Lewis Hamilton in Singapur: Triumph der Gerechtigkeit
Yes! Lewis Hamilton feiert seinen Sieg in Singapur
Mit 22 Punkten Rückstand ging Lewis Hamilton in den Singapur-GP, mit drei Zählern Vorsprung hat er den Stadtstaat verlassen – besser hätte es für den Weltmeister von 2008 nicht laufen können. Vor dem Rennen hatte der Mercedes-Star gegrübelt: «Noch einen Ausfall wie in Australien, Kanada und Belgien kann ich mir nicht leisten. Die Ausgangslage für Nico und mich für diesen Singapur-GP ist komplett verschieden – scheidet er aus, kann ich wieder rankommen. Scheide ich aus, ist der WM-Zug für mich vielleicht abgedampft.»
Nun jedoch liegt Lewis Hamilton erstmals seit Mitte Mai wieder in Führung der Formel-1-WM 2014. Damals ging er mit dem vierten Sieg in Serie mit 100:97 nach vorne. Kleine Fussnote: Noch jeder Fahrer, der in einer Formel-1-Saison vier Rennen in Folge gewinnen konnte, wurde im gleichen Jahr Weltmeister ...
Gegen aussen spricht Hamilton brav über den entgangenen Doppelsieg und davon, dass nicht alle im Team happy sind. Aber er weiss auch: der Ausfall seines Stallgefährten und WM-Rivalen Rosberg ist ein Fall von ausgleichender Gerechtigkeit. «Ich bin drei Mal ohne Punkte geblieben, Nico nur einmal», hatte er in einem Interview vor dem Nachtrennen festgehalten.
Auch die Stimmung im Fahrerlager widerspiegelt diesen Eindruck: die meisten fanden es schade, dass wir um ein tolles Duell geprellt worden sind, aber dafür beginnt der WM-Zweikampf wieder bei Null.
Zum Thema Glück oder Pech sagt der vierfache Weltmeister Sebastian Vettel stellvertretende: «Ich bin davon überzeugt, dass sich das im Laufe einer Saison immer ausgleicht.»
Hamilon übt sich dennoch in Demut. Der Engländer nach seinem 29. GP-Sieg: «Ich sitze jetzt nicht hier mit einem Gefühl der Erleichterung. Denn ich jage schon fast das ganze Jahr Nico hinterher, und jedes Mal, wenn ich das Gefühl hatte, dass ich auf gutem Weg bin, ist mir wieder etwas auf den Kopf gefallen. Ich weiss: ein Problem mit der Standfestigkeit, das kann jederzeit wieder passieren, auch mir. Diese Furcht fährt immer an Bord mit.»
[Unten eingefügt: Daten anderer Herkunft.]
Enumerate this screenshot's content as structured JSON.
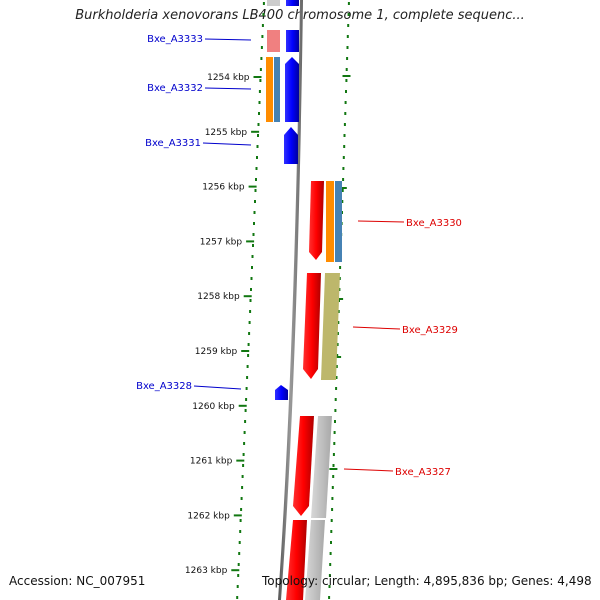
{
  "title": "Burkholderia xenovorans LB400 chromosome 1, complete sequenc...",
  "accession": "Accession: NC_007951",
  "topology": "Topology: circular; Length: 4,895,836 bp; Genes: 4,498",
  "ticks": [
    "1254 kbp",
    "1255 kbp",
    "1256 kbp",
    "1257 kbp",
    "1258 kbp",
    "1259 kbp",
    "1260 kbp",
    "1261 kbp",
    "1262 kbp",
    "1263 kbp"
  ],
  "genes": [
    {
      "name": "Bxe_A3333",
      "strand": "reverse",
      "color": "#0000cc"
    },
    {
      "name": "Bxe_A3332",
      "strand": "reverse",
      "color": "#0000cc"
    },
    {
      "name": "Bxe_A3331",
      "strand": "reverse",
      "color": "#0000cc"
    },
    {
      "name": "Bxe_A3330",
      "strand": "forward",
      "color": "#dd0000"
    },
    {
      "name": "Bxe_A3329",
      "strand": "forward",
      "color": "#dd0000"
    },
    {
      "name": "Bxe_A3328",
      "strand": "reverse",
      "color": "#0000cc"
    },
    {
      "name": "Bxe_A3327",
      "strand": "forward",
      "color": "#dd0000"
    }
  ],
  "colors": {
    "forward_gene": "#ff0000",
    "reverse_gene": "#0000ff",
    "backbone": "#888888",
    "ruler_ticks": "#117711",
    "cog_orange": "#ff8c00",
    "cog_steelblue": "#4682b4",
    "cog_khaki": "#bdb76b",
    "cog_grey": "#c0c0c0",
    "pink": "#f08080"
  }
}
Nach Ausfällen aufgrund von technischen Defekten steht es nun 2:2 – Hamilton hatte ein Problem mit dem Motor in Melbourne, in Montreal führten Schwierigkeiten mit der Energierückgewinnung zur Überlastung der Bremsen; Rosberg hatte Getriebeschaden in Silverstone und Elektrikdefekt in Singapur.
Was in der Punktetabelle nicht zu sehen ist: dass Lewis in Hockenheim und auf dem Hungaroring von ganz hinten losfahren musste – und beide Male noch Dritter wurde. Wo wäre er wohl gelandet, hätte er im Training keine technischen Probleme gehabt? In Hockenheim war es ein Bremsdefekt, in Ungarn ein Motorbrand.
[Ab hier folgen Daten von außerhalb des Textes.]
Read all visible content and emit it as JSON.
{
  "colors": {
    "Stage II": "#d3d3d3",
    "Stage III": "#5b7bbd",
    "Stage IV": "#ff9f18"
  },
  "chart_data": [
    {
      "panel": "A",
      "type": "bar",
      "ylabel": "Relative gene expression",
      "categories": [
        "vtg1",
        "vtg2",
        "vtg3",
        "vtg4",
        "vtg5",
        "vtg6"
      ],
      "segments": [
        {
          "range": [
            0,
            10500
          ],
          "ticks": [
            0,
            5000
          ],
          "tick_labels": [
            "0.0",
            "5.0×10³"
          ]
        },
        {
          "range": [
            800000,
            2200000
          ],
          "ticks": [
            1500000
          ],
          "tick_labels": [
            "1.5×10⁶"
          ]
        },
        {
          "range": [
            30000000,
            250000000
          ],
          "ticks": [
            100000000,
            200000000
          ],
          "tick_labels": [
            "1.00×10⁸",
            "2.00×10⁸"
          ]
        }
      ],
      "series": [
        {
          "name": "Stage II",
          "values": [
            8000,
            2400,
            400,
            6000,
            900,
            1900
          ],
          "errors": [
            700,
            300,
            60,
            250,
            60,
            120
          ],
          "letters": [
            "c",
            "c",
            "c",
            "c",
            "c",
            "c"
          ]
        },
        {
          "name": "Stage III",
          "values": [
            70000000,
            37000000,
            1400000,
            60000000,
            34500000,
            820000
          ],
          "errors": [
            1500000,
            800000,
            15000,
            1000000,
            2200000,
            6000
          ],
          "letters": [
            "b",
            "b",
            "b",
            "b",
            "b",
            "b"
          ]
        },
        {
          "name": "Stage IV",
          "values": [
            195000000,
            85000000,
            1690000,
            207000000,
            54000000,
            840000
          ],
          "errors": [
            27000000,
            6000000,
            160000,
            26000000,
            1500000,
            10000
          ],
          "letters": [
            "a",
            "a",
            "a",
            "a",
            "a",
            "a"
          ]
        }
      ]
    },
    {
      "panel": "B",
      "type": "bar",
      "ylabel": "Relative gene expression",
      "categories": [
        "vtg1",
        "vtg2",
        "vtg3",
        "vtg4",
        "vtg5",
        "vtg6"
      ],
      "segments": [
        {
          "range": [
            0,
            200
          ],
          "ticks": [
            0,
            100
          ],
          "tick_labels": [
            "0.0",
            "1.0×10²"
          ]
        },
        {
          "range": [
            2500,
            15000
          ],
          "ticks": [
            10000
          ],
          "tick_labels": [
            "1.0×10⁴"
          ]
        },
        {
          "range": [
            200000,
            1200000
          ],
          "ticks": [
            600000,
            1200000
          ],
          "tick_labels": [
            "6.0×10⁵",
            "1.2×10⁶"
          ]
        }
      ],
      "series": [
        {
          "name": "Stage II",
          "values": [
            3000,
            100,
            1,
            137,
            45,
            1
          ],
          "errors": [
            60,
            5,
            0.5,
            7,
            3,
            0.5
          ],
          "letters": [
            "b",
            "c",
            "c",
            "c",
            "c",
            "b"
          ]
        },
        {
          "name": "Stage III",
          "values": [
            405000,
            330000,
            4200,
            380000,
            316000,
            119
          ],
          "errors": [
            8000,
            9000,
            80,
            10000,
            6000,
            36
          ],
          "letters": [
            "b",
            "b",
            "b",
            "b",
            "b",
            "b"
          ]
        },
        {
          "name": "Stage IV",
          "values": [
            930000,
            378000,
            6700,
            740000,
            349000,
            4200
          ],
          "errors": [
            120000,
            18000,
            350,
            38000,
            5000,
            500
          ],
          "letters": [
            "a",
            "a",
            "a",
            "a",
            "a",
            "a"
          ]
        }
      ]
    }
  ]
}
Was in Singapur auch auffiel: Nach dem Riesenwirbel um die Kollision in Belgien und einer eher verkrampften Stimmung in Belgien scheint sich die Stimmung zwischen Hamilton und Rosberg normalisiert zu haben. Natürlich geht es noch immer um den Titel, und der Druck wird nicht geringer. Es ist auch durchaus damit zu rechnen, dass es erneut scheppern wird, und dann geht das ganze Geschrei von vorne los. Aber dennoch wirkte Rosberg nicht so bedrückt wie in Monza und Hamilton war sowieso das ganze Singapur-Wochenende riesig drauf.
Hamilton kann nun sieben Siege vorweisen, Rosberg vier. Rosberg hat hingegen sieben zweite Ränge, Lewis nur deren zwei. Keiner der beiden ist je schlechter als auf Platz 4 ins Ziel gekommen (Rosberg in Ungarn).
Der Eindruck drängt sich auf: an rohem Speed ist Hamilton überlegen, der konstantere Mann hingegen ist Rosberg.
Und wer ist nun Favorit?
Lewis Hamilton lacht: «Darüber mache ich mir keine Gedanken. Ich will einfach an jedem Wochenende das Maximum herausholen. Und in Singapur ist mir das gelungen.»